Uma característica que, desdo logo, sobressaiu do novo repertório apresentado por Laginha e seus convidados é a de que ele provém de uma personalidade musical fortíssima e de uma individualidade composicional que resiste (ou se molda) às variadas modalidades de execução (instrumental ou vocal) através das quais essas obras chegam à recepção do público.
Independentemente de estarmos no terreno do jazz (para pequenos conjuntos ou grandes formações), de música improvisada mais próxima das expressões populares (com ou sem voz associada) ou mesmo de obras inseridas num contexto concertístico, há claramente no compositor traços comuns e princípios de escrita e desenvolvimento que permanecem, não imutáveis mas sustentados num continuum evolutivo que sempre se transforma e se completa.
Para além de uma inata e fulgurante imaginação que ajuda a explicar o estilo de Laginha, sem dúvida que este à-vontade no labor da construção e desconstrução temática, lhe vem do facto de ser pianista, ou seja, de se exprimir (e pensar música) num instrumento completíssimo que, com transparência e diversidade tímbrica e proporcionando a exuberância dos contrastes dinâmicos, é capaz de reproduzir ou deixar implícita, por excelência, uma forma de estar na composição.
Por outro lado, sendo a improvisação um elemento essencial do desenvolvimento composicional e das sucessivas descobertas e surpresas politemáticas (surgidas ao próprio autor, não raro em tempo real), não pode deixar de estar quase sempre presente nas actuações do pianista o estímulo ao mesmo tipo de arrebatamento e identificação criativa que os seus companheiros-músicos e até os mais atentos ouvintes sem dúvida vão experimentando, no decorrer de tal ou tal execução.
Reconhecer a marca de Laginha nas suas composições, entender como muito do que é inventado é suscitado pelas constantes deambulações harmónicas estabelecidas em permanentes círculos de simetria e vai-e-vem mais ou menos definidos - ou sustentados, ao contrário, pela produção insistente de notas-pedal -, é estar, creio, não perante o risco de uma "receita" que se repete sob várias roupagens mas perante o desafio de aprofundar um "sistema", a um tempo suficientemente sólido e amplamente aberto, que permite (e favorece) os já mencionados arrebatamentos improvisativos.

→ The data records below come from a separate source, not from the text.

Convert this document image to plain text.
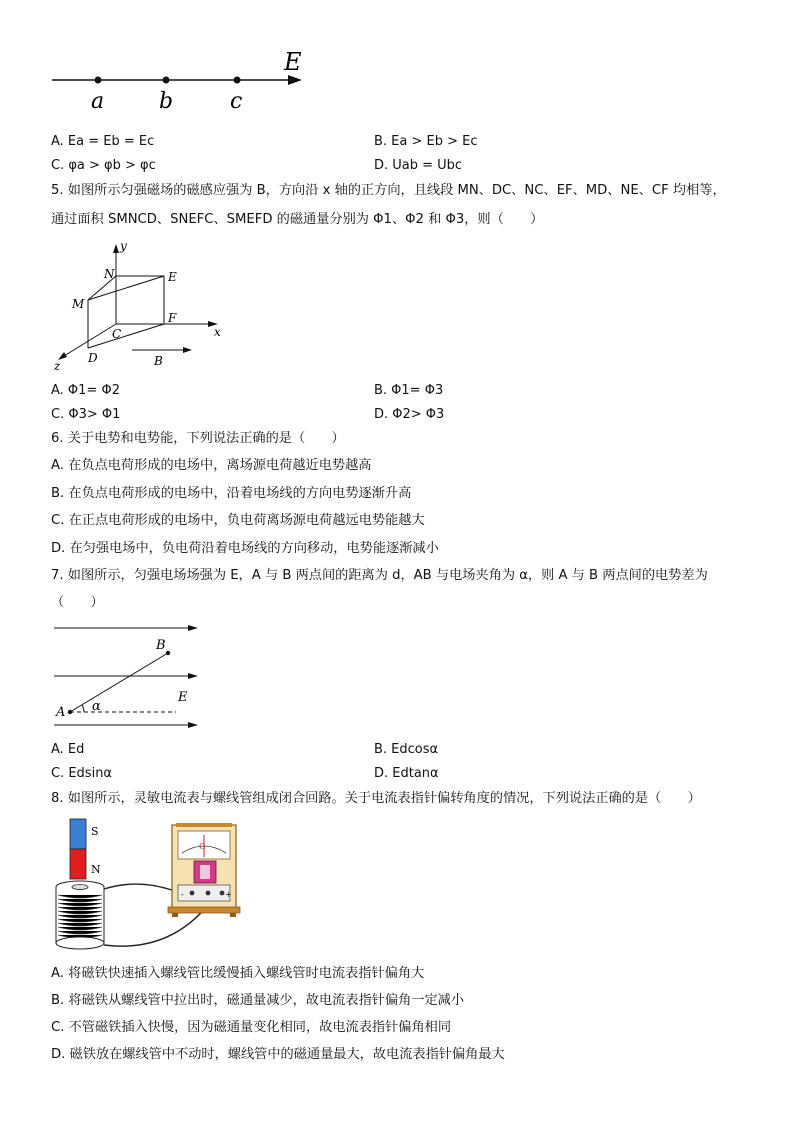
E
a b	c
A. Ea = Eb = Ec	B. Ea > Eb > Ec
C. φa > φb > φc	D. Uab = Ubc
5. 如图所示匀强磁场的磁感应强为 B，方向沿 x 轴的正方向，且线段 MN、DC、NC、EF、MD、NE、CF 均相等，
通过面积 SMNCD、SNEFC、SMEFD 的磁通量分别为 Φ1、Φ2 和 Φ3，则（　　）
y
N	E
M
C
F
x
D
z	B
A. Φ1= Φ2	B. Φ1= Φ3
C. Φ3> Φ1	D. Φ2> Φ3
6. 关于电势和电势能，下列说法正确的是（　　）
A. 在负点电荷形成的电场中，离场源电荷越近电势越高
B. 在负点电荷形成的电场中，沿着电场线的方向电势逐渐升高
C. 在正点电荷形成的电场中，负电荷离场源电荷越远电势能越大
D. 在匀强电场中，负电荷沿着电场线的方向移动，电势能逐渐减小
7. 如图所示，匀强电场场强为 E，A 与 B 两点间的距离为 d，AB 与电场夹角为 α，则 A 与 B 两点间的电势差为
（　　）
B
E
A α
A. Ed	B. Edcosα
C. Edsinα	D. Edtanα
8. 如图所示，灵敏电流表与螺线管组成闭合回路。关于电流表指针偏转角度的情况，下列说法正确的是（　　）
S
N
G
-	+
A. 将磁铁快速插入螺线管比缓慢插入螺线管时电流表指针偏角大
B. 将磁铁从螺线管中拉出时，磁通量减少，故电流表指针偏角一定减小
C. 不管磁铁插入快慢，因为磁通量变化相同，故电流表指针偏角相同
D. 磁铁放在螺线管中不动时，螺线管中的磁通量最大，故电流表指针偏角最大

Quando isto é gizado (e dialogado) na companhia de músicos singulares e talentosos, além de companheiros de anos, como são Julian Argüelles e Helge Nörbakken, tudo decorre, caminha e cresce quase sem incidentes de percurso, mais uma vez confirmando o primeiro porque é, a meu ouvir, um dos mais estimulantes e personalizados saxofonistas europeus (cada vez mais único, se possível, no sax-soprano), e destacando-se o segundo pelo bom gosto, sensatez, balanço e ausência de demagogia com que utiliza os insólitos e originais elementos do seu polivalente dispositivo de percussão. Bem hajam!
Em tempo: com esta cobertura do Jazz no Parque regressa o escriba de serviço, pé ante pé, a O Sítio do Jazz, com a frequência e a regularidade que a motivação e a disposição permitir. Coisa que, convenhamos, não é coisa que por aqui abunde.
Para já, é fora de dúvida que os próximos concertos pelos grupos de Dave Douglas (23.07.11) e Chris Lightcap (30.07.11), também em Serralves, mais do que aguçam o apetite. Até lá, portanto!